コンパス刷新に透ける好調ジープの拡販戦略 初の販売1万台超え狙い、ファン育成にも注力
ジープユーザーは、愛車のどこに魅力を感じているのか。黒のラングラーで訪れていた家族連れの男性は「車は自分を表すもの。より主張の強いジープに乗りたかった」と明かす。キャンプ場でも、いちばん前に置かれた鮮やかなオレンジ色のラングラーが目を引き、「あれ、かっこいいよね」という話が出た。40代の男性オーナーは、「10年以上ずっとジープを乗り継いでいる。子どもたちをいろんな場所に連れていくには最高の車。いろんな体験をさせてあげたい」と語る。

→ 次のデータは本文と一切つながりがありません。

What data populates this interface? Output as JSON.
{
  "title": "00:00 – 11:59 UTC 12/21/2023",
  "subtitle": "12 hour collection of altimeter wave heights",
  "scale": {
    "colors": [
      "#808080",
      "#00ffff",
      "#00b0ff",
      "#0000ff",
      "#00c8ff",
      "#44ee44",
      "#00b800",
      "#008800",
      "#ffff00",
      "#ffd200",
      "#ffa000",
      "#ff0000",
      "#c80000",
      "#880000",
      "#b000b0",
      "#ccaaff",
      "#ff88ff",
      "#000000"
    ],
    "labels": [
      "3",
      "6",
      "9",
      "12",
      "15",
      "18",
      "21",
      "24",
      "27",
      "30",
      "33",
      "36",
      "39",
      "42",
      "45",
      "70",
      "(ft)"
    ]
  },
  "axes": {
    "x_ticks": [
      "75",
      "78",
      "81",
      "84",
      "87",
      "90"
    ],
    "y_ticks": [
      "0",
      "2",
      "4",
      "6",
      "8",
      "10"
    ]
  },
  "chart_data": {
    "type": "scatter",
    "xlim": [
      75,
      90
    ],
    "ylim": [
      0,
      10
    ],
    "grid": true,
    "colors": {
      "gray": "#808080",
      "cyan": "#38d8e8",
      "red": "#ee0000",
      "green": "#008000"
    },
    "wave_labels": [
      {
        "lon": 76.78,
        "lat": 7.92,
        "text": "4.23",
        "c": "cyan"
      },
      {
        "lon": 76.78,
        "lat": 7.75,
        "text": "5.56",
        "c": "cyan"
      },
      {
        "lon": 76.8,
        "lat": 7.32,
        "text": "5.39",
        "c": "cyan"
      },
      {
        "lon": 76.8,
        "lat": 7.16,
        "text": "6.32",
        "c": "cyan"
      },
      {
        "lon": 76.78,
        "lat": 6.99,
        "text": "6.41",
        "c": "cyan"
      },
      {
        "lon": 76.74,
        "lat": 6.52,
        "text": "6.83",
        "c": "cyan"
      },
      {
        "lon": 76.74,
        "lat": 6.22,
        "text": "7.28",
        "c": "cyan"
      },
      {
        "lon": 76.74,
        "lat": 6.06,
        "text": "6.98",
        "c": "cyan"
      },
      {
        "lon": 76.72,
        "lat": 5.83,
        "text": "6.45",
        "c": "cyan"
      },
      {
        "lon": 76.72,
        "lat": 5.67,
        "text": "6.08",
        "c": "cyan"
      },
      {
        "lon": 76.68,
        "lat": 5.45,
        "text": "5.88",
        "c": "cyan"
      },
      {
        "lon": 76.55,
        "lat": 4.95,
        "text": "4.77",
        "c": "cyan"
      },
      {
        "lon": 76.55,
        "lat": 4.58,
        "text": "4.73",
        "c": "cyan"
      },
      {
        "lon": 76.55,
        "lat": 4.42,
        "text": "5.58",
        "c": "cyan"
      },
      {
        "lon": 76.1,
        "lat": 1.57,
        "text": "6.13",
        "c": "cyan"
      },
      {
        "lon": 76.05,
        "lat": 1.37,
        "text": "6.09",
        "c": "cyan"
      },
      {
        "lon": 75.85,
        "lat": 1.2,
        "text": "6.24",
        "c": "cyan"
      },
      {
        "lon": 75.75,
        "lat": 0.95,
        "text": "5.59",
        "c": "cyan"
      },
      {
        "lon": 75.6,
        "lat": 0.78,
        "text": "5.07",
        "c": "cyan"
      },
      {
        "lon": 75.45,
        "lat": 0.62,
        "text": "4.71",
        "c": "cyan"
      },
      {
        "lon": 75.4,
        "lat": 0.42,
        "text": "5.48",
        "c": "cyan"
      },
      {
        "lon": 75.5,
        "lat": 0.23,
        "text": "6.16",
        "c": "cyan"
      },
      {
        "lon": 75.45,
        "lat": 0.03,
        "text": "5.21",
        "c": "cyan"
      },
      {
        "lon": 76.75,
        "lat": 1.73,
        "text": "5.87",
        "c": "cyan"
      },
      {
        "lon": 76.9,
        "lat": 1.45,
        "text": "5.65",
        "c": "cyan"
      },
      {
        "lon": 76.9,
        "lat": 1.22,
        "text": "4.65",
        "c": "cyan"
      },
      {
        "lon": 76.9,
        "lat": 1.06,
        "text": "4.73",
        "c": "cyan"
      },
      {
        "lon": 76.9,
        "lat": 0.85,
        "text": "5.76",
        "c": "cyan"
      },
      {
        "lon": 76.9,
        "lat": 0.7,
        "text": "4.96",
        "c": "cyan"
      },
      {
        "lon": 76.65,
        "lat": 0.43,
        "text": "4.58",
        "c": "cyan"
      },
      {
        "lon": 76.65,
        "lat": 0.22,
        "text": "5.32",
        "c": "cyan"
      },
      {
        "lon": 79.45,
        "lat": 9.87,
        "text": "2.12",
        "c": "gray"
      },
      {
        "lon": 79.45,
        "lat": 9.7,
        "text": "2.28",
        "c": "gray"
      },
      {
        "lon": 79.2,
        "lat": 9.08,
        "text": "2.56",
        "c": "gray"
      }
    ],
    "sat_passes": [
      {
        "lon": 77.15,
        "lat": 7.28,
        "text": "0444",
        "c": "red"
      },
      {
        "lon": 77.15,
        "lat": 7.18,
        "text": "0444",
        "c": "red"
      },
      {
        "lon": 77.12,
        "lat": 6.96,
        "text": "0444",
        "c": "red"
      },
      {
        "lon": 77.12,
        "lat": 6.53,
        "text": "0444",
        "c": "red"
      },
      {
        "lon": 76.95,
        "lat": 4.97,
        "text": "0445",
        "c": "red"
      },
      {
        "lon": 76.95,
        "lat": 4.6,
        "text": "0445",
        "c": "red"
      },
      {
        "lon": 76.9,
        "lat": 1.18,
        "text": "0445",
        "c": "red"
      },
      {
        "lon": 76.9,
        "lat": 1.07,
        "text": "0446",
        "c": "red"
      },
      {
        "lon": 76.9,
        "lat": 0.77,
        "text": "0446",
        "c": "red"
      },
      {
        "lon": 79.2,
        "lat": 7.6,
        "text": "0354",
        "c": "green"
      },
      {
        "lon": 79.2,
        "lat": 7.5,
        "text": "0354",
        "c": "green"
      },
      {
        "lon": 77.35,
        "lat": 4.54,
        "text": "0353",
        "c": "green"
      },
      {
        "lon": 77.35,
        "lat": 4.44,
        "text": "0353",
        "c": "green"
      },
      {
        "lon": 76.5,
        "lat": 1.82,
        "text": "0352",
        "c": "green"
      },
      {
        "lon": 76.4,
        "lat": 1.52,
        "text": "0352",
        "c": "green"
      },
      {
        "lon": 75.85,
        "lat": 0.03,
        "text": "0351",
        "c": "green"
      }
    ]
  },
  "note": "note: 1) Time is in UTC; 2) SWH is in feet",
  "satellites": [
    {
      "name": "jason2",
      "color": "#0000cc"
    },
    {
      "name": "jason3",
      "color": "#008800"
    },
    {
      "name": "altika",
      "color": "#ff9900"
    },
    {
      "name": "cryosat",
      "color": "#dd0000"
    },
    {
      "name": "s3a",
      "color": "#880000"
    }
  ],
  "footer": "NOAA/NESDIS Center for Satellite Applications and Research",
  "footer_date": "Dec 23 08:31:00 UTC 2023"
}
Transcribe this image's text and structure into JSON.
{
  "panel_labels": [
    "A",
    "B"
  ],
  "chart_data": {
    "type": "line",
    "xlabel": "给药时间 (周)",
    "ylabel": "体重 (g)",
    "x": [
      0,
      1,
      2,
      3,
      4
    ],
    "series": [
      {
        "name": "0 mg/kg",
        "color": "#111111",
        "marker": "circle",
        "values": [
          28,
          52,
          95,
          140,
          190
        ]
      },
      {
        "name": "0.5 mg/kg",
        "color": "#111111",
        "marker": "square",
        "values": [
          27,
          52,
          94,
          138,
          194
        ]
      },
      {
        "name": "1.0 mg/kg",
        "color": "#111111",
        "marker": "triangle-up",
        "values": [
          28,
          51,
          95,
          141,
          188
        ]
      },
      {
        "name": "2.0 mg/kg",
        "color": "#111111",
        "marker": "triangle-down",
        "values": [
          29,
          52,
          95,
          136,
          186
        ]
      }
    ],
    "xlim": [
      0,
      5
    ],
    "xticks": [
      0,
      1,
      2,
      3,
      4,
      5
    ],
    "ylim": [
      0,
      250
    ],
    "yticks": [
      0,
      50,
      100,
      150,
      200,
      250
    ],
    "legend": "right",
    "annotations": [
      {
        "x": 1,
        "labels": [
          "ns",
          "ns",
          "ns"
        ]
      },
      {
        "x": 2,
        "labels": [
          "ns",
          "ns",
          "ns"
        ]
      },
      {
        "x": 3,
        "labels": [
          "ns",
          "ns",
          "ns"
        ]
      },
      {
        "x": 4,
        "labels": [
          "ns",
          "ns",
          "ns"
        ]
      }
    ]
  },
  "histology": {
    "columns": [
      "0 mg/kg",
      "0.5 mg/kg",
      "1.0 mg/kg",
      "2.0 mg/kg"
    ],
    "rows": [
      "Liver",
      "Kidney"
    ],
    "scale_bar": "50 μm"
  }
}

このイベントには、ジープオーナーではない人も参加できる。ずらりと並んだジープを見て、「かっこいい、自分もジープが欲しい」と購買欲を刺激する戦略だ。「こうしたイベントに感化されて買う方も多い」(FCAジャパンの営業本部長・牛久保均取締役)という。
宣伝活動で重視されているのは、何といっても「リアリティ」だ。ジープのウェブ連載「REAL STYLE」には実際のオーナーである著名人だけを起用する。FCAジャパンでジープのブランド広報を担当する新海宏樹マネージャーは、「商品と関連がないタレントを使うより、本物のオーナーの姿を紹介するほうが、ジープのある生活がより想像しやすくなる」と、魅力の打ち出し方を語る。
ファッションブランドとのコラボも
ジープは5月にファッションブランド・ジャーナルスタンダードと手を組んだ。FCAジャパンでマーケティング本部長を務めるティツィアナ・アランプレセ氏は、「私たちはアメリカンブランドであることやアウトドアとの親和性など共通項が多い。同じスピリットを持っている」と話す。今春、ジャーナルスタンダードがジープから着想を得たアイテムはすぐに売り切れるほどの人気だった。
11月末のロサンゼルスモーターショーでは、10年ぶりにモデルチェンジする新型ラングラーが発表される。人気モデルだけにファンの期待は大きく、日本での販売が決まれば、さらなる拡販への追い風となるのは間違いない。そのときは、ラングラーのあるライフスタイルを消費者にどれだけイメージさせられるかがカギになる。ジープの腕が試される。